Late that month, a federal judge in Virginia agreed to suspend the statute of limitations as the request to Cyprus was pending. Cyprus is one of several countries where prosecutors say Manafort laundered profits from political consulting services he offered to the president of Ukraine.
Cypriot officials finally responded to Mueller’s request in September 2017 and submitted more documents to special counsel in October and November 2017 and then again last month. Those submissions did not completely fulfill Mueller’s request of Cyprus, however.
“The bottom line is that Cyprus had not fully satisfied the government’s official request when the original and superseding indictment of Manafort were returned on February 13 and 22, respectively,” Weissman notes. “As a result, no ‘final action’ had yet occurred…and the applicable statute of limitations remained suspended.”

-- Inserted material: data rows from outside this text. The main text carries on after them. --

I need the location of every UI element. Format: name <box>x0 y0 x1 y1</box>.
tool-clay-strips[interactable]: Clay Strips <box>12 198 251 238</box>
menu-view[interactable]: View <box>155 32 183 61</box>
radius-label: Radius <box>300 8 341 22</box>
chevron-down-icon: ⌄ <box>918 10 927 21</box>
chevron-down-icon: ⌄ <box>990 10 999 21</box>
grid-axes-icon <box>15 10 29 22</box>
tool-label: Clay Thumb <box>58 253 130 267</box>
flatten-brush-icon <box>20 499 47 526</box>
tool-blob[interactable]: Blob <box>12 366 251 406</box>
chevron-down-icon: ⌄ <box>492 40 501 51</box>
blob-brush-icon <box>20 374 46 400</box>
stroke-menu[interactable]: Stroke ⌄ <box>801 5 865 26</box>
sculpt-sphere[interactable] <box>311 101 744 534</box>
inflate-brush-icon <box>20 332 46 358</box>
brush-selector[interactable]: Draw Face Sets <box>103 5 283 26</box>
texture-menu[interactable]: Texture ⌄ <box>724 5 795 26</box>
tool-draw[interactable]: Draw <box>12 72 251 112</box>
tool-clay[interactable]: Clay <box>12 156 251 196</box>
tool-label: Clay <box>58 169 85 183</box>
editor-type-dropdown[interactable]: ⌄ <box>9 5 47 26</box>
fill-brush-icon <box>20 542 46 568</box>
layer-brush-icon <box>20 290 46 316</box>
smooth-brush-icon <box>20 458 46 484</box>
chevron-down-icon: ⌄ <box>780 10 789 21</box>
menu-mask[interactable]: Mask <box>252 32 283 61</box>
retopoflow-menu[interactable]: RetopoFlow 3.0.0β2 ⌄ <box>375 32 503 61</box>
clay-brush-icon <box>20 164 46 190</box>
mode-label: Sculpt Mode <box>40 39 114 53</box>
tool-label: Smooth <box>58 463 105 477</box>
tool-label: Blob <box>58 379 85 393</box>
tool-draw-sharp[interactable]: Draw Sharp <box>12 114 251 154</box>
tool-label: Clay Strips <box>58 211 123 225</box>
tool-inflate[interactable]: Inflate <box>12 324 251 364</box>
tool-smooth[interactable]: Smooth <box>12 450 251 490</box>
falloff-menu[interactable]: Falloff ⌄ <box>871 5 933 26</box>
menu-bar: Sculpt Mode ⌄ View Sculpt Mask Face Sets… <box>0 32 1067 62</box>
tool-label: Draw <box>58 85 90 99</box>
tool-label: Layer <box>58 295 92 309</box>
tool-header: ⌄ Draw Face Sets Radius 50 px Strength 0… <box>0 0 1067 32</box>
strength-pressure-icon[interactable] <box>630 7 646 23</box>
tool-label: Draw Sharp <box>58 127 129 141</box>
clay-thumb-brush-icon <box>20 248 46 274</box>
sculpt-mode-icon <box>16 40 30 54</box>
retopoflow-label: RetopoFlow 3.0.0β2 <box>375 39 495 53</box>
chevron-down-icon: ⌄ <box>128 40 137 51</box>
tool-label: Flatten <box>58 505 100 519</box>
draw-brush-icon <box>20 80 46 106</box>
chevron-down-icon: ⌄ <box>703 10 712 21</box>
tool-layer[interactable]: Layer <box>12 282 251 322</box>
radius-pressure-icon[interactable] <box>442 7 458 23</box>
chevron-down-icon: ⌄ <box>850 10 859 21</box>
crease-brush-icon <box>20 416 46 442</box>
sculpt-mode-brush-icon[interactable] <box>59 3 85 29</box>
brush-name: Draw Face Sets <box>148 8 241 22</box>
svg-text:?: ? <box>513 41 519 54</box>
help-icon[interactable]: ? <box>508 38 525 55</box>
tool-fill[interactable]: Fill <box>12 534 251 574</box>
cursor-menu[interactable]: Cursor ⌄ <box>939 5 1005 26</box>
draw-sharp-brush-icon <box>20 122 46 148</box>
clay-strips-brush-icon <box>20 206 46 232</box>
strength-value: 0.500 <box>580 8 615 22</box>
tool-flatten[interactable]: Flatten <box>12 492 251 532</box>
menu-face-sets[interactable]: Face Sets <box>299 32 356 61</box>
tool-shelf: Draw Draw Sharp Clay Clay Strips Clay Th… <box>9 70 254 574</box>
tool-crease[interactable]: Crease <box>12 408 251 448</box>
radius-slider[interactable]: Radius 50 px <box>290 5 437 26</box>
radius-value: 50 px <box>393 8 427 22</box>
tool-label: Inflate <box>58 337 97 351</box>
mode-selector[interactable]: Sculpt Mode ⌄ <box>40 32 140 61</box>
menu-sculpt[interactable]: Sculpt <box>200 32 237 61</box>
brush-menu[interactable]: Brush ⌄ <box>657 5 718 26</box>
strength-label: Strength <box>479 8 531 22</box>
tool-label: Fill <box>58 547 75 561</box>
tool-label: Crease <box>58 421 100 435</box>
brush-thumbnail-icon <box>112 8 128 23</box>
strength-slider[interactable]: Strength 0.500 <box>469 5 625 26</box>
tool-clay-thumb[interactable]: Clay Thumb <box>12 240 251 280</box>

Manafort was unaware of the existing order when he made his request to have the count tossed, Weissman adds. A copy of the order has since been provided to the defense.
A waiver of the statute of limitations cannot exceed three years.
Finally, Weissman says Manafort’s effort to suppress evidence found in his home and storage facility in Virginia should also be denied.
Manafort’s attorneys argue the evidence was collected in bad faith because the search warrant was overly broad and did not specify which materials feds wished to seize. But Weissman says the warrant “enumerated 11 specific categories of records that were subject to seizure, all of which must relate to the criminal offenses listed alongside those categories in the warrant.”
Claims that federal agents mishandled materials seized from his residence are also false, according to Weissman.
“The government ‘imaged’ electronic devices onsite so that Manafort could retain the originals, has used a filter team to protect attorney-client and other privileges, and has offered throughout the discovery process to provide Manafort with materials that the government has identified as likely irrelevant to the current prosecution,” the motion states.
Manafort’s attorneys have simply misread the meaning of the search warrants, Weissman says.
While Manafort claimed seizure of an iPod and iPod Touch were overly broad and didn’t correspond to the investigation, Weissman says the devices “plainly qualify” as storage media devices eligible for search and seizure as noted in the warrant.
Mueller also contends that evidence found in a storage unit should not be suppressed simply because the person who gave authorities access to the unit was not Manafort himself, but a salaried employee of Manafort’s.
According to a precedent established by United States v. Matlock, “consent need not come from the target of a search.”
Weissman writes: “It may instead be provided by a third party who possessed common authority over or had other sufficient relationship to the premises or effects sought to be inspected,” adding the employee was listed as the occupant on the storage unit’s lease agreement.